Quando poi i ‘piccoli leaders’ non riscuotono più tanto favore all’interno, la soluzione che trovano è quella di crearsi un partitello a loro uso e consumo (vedi i Renzi, i Calenda e altri consimili…) tanto più che con la proporzionale che avanza è facile conquistarsi una poltrona e fare piccoli o grandi ricatti.

Sui grandi problemi economici e vitali del Paese non sembra che si lavori per proporre soddisfacenti soluzioni (e spesso il segretario del PD è a rimorchio di proposte più o meno campate in aria; l’ultima: il ‘patto sociale’ di Landini, ma che vuol dire?), mentre sembra del tutto assente una visuale nazionale e internazionale anche sul piano dell’economia: non solo sull’Europa ma anche riguardo i rapporti con Stati Uniti, Cina, NATO, e in particolare con l’Africa. Sembra che la politica internazionale sia una sorta di mare magnum in cui si vuole talvolta navigare con qualche zattera di passaggio. E magari in certe situazioni ci si aggrappa a qualche ONG di passaggio.

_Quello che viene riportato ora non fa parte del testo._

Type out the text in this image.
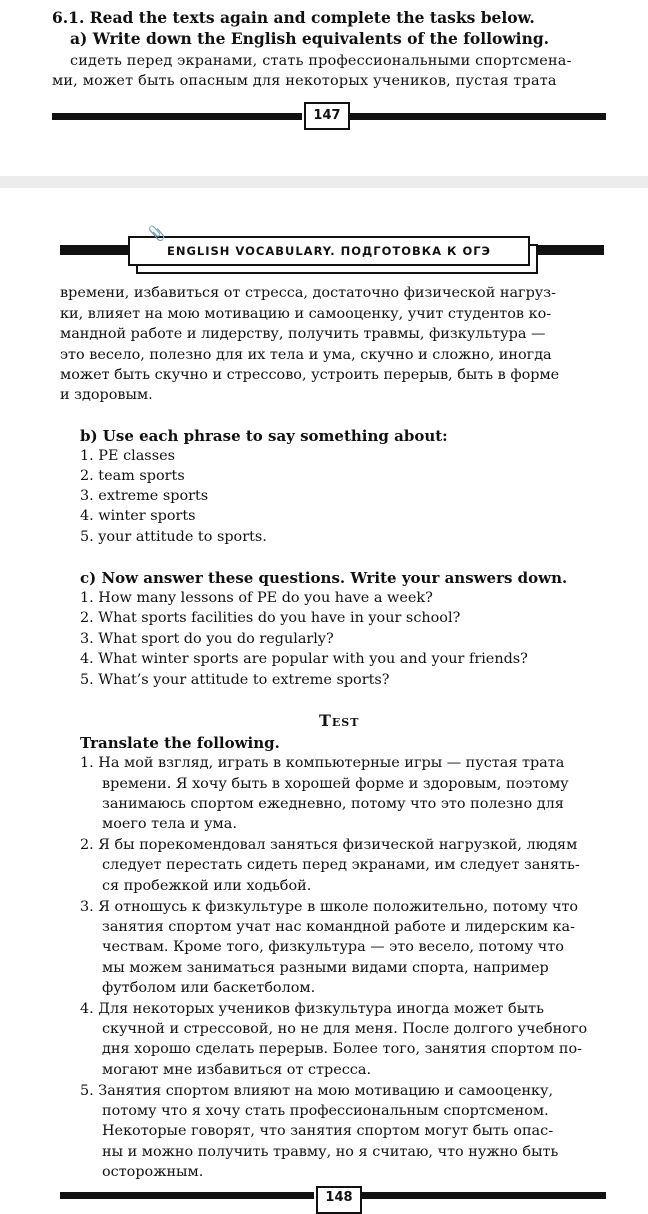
6.1. Read the texts again and complete the tasks below.
a) Write down the English equivalents of the following.
сидеть перед экранами, стать профессиональными спортсмена-
ми, может быть опасным для некоторых учеников, пустая трата
147
ENGLISH VOCABULARY. ПОДГОТОВКА К ОГЭ
📎
времени, избавиться от стресса, достаточно физической нагруз-
ки, влияет на мою мотивацию и самооценку, учит студентов ко-
мандной работе и лидерству, получить травмы, физкультура —
это весело, полезно для их тела и ума, скучно и сложно, иногда
может быть скучно и стрессово, устроить перерыв, быть в форме
и здоровым.
b) Use each phrase to say something about:
1. PE classes
2. team sports
3. extreme sports
4. winter sports
5. your attitude to sports.
c) Now answer these questions. Write your answers down.
1. How many lessons of PE do you have a week?
2. What sports facilities do you have in your school?
3. What sport do you do regularly?
4. What winter sports are popular with you and your friends?
5. What’s your attitude to extreme sports?
Test
Translate the following.
1. На мой взгляд, играть в компьютерные игры — пустая трата
времени. Я хочу быть в хорошей форме и здоровым, поэтому
занимаюсь спортом ежедневно, потому что это полезно для
моего тела и ума.
2. Я бы порекомендовал заняться физической нагрузкой, людям
следует перестать сидеть перед экранами, им следует занять-
ся пробежкой или ходьбой.
3. Я отношусь к физкультуре в школе положительно, потому что
занятия спортом учат нас командной работе и лидерским ка-
чествам. Кроме того, физкультура — это весело, потому что
мы можем заниматься разными видами спорта, например
футболом или баскетболом.
4. Для некоторых учеников физкультура иногда может быть
скучной и стрессовой, но не для меня. После долгого учебного
дня хорошо сделать перерыв. Более того, занятия спортом по-
могают мне избавиться от стресса.
5. Занятия спортом влияют на мою мотивацию и самооценку,
потому что я хочу стать профессиональным спортсменом.
Некоторые говорят, что занятия спортом могут быть опас-
ны и можно получить травму, но я считаю, что нужно быть
осторожным.
148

In definitiva, si rimandano sempre gli appuntamenti per fare chiarezza nel PD, ma alla fine i cambiamenti sembrano comunque non esserci. Va dato atto che (se è in buona fede) il segretario fa alcuni sforzi, ma i risultati mi sembrano alquanto scarsi. I sondaggi (pur se lasciano il tempo che trovano e vanno presi cum grano salis), dimostrano da tempo che il PD è in stato comatoso, e quindi in via di estinzione.

Ora, sempre i sondaggi  comunque fotografano una situazione di stallo, e pare evidente che l’elettorato fluttui solo con alcune sue frange da ‘sinistra’ a ‘destra’ e viceversa, con la esigua stabilità del nocciolo duro di entrambe e con l’emergere del fenomeno ‘sardinesco’ che, a mio giudizio, ha forse più il carattere di un affettato ‘perbenismo’ e buon galateo con una infarinatura di antifascismo, un’etichetta che sembra proprio il massimo della proposta ‘politica’ (?) per fronteggiare un Salvini debordante (ma adesso in calo costante). Ci vuol ben altro! Ormai la ‘sardinatura’ è scontata, va già di moda e deve contrastare i tentativi di accalappiamento più o meno evidenti da parte dei partiti di sinistra senza che questi ultimi abbiano capito che l’area delle sardine è alimentata per lo più proprio dalle frange deluse dai partiti (ma soprattutto di quello/i della cosiddetta sinistra).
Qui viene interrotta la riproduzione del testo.